Oz’arts Citoyens : l’art de la parole, mieux que les armes

Scène d'Alice au pays des peurs. ©Oz'arts citoyens

À Mulhouse, l’association Oz’arts Citoyens utilise le théâtre, le stand-up et l’éloquence pour éveiller les consciences, libérer la parole et donner à chacun une place sur scène comme dans la société. L’objectif ? « Permettre aux gens qui n’ont pas accès à la culture de pouvoir y goûter et s’y tester. »

Alice au pays des peurs ne laisse pas indemne. Spectacle hybride mêlant théâtre et danse, ce conte moderne explore les mécanismes des violences conjugales à travers le regard de l’entourage : les enfants, les amis, la famille et les institutions. « On a imaginé cette création pour que les gens qui le vivent trouvent le courage d’en parler, explique Mohamed Saïd Ahamada. Toutes les scènes où il y a de la violence sont dansées. Ce qu’on met en paroles, c’est le silence des autres. » Le directeur artistique et cofondateur de l’association Oz’arts Citoyens entend, avec cette œuvre, suggérer sans brutaliser, transmettre sans moraliser, faciliter le dialogue sans forcer.

Culture, éducation et engagement social

L’équipe de la pièce Alice au pays des peurs, imaginée par Saïd. ©Oz’arts citoyens

Depuis sa création, la pièce rencontre un écho grandissant au niveau national. Le débat qui suit la représentation, tout comme l’adaptation faite pour les collégiens (à partir de la 4e) sont une réussite. Partout où elle passe, des parents viennent avec leurs enfants, « par exemple ceux en cours de séparation d’un conjoint violent. C’est le but du spectacle : pouvoir ouvrir la discussion, se dire qu’on n’est pas seul. Et plus on la joue, plus on sent l’impact. La violence n’a pas d’âge et certains enfants sont des témoins silencieux », confie-t-il. 

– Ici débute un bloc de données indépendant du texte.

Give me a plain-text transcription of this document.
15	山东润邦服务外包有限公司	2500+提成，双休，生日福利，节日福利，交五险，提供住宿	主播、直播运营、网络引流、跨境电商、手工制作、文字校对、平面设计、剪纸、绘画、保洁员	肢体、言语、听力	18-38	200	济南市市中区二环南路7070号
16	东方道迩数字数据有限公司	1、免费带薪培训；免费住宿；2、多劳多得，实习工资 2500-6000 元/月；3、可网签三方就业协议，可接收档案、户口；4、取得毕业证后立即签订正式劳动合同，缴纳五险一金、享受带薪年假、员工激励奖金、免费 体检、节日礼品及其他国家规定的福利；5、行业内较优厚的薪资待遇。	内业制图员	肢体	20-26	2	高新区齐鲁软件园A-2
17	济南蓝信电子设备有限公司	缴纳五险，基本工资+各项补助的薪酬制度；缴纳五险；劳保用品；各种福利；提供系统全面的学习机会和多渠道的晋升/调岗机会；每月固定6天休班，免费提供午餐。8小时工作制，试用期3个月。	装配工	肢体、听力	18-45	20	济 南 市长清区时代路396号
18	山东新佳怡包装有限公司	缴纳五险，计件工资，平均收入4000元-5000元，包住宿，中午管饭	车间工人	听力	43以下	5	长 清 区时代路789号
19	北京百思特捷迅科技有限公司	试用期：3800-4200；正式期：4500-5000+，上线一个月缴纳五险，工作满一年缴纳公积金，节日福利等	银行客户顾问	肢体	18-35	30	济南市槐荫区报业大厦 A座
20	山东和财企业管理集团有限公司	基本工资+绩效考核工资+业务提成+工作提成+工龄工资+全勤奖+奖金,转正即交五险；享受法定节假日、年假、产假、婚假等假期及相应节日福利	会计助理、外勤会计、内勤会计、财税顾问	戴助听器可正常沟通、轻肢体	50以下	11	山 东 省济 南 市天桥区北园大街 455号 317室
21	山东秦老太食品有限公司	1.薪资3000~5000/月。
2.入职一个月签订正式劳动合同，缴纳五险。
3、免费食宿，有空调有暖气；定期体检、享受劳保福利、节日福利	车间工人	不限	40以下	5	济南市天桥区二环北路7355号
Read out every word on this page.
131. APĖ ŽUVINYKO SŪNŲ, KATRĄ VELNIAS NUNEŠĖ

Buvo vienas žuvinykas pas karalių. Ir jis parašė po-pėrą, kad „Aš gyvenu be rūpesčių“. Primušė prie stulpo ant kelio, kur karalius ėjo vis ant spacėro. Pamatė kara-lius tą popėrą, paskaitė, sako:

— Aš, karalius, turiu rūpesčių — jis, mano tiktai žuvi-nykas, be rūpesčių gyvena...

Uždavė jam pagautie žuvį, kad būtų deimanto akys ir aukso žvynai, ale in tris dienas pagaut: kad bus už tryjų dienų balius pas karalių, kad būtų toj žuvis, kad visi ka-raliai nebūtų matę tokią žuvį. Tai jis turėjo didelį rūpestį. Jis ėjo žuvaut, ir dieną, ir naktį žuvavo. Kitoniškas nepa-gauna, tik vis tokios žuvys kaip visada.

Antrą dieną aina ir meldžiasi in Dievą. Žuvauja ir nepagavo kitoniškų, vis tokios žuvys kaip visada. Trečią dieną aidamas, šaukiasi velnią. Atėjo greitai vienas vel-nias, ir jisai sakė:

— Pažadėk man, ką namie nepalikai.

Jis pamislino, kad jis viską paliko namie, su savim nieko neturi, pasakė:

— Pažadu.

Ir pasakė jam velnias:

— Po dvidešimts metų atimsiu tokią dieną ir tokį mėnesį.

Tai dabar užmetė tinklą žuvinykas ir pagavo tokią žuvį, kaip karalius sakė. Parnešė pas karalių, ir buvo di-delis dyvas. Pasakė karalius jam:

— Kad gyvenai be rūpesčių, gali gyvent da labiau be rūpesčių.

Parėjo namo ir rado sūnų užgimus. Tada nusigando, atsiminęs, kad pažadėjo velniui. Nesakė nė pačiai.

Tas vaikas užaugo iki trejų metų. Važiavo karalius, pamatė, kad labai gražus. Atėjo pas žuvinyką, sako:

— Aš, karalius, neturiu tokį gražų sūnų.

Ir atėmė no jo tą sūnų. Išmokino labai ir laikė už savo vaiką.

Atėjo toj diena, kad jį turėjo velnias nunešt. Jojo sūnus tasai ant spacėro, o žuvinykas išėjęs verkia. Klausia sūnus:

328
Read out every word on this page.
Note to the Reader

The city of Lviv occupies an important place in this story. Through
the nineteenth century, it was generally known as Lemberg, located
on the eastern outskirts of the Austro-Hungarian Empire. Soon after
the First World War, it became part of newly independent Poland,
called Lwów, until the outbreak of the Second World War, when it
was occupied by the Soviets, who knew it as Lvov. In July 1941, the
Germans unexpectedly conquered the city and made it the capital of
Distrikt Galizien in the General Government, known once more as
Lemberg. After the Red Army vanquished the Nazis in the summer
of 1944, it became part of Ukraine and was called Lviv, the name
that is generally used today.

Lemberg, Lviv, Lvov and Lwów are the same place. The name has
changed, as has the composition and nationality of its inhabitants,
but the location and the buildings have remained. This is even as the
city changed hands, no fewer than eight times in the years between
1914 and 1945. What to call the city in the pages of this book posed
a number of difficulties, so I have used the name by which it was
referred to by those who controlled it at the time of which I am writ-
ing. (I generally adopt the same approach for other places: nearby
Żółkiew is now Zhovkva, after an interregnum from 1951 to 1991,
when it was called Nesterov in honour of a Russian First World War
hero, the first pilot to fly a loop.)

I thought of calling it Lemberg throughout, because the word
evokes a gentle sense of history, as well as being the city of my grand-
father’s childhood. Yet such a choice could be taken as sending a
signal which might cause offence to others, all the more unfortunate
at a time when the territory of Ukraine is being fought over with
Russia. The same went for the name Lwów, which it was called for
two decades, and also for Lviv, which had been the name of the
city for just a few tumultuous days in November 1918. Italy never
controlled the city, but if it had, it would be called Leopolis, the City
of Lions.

Alice au pays des peurs n’est qu’un volet des nombreuses actions de l’association. L’essence même d’Oz’arts Citoyens est de créer des œuvres accessibles au grand public qui suscitent la réflexion et libèrent la parole. Depuis 2014, l’initiative mulhousienne multiplie ainsi les projets mêlant culture, éducation et engagement social.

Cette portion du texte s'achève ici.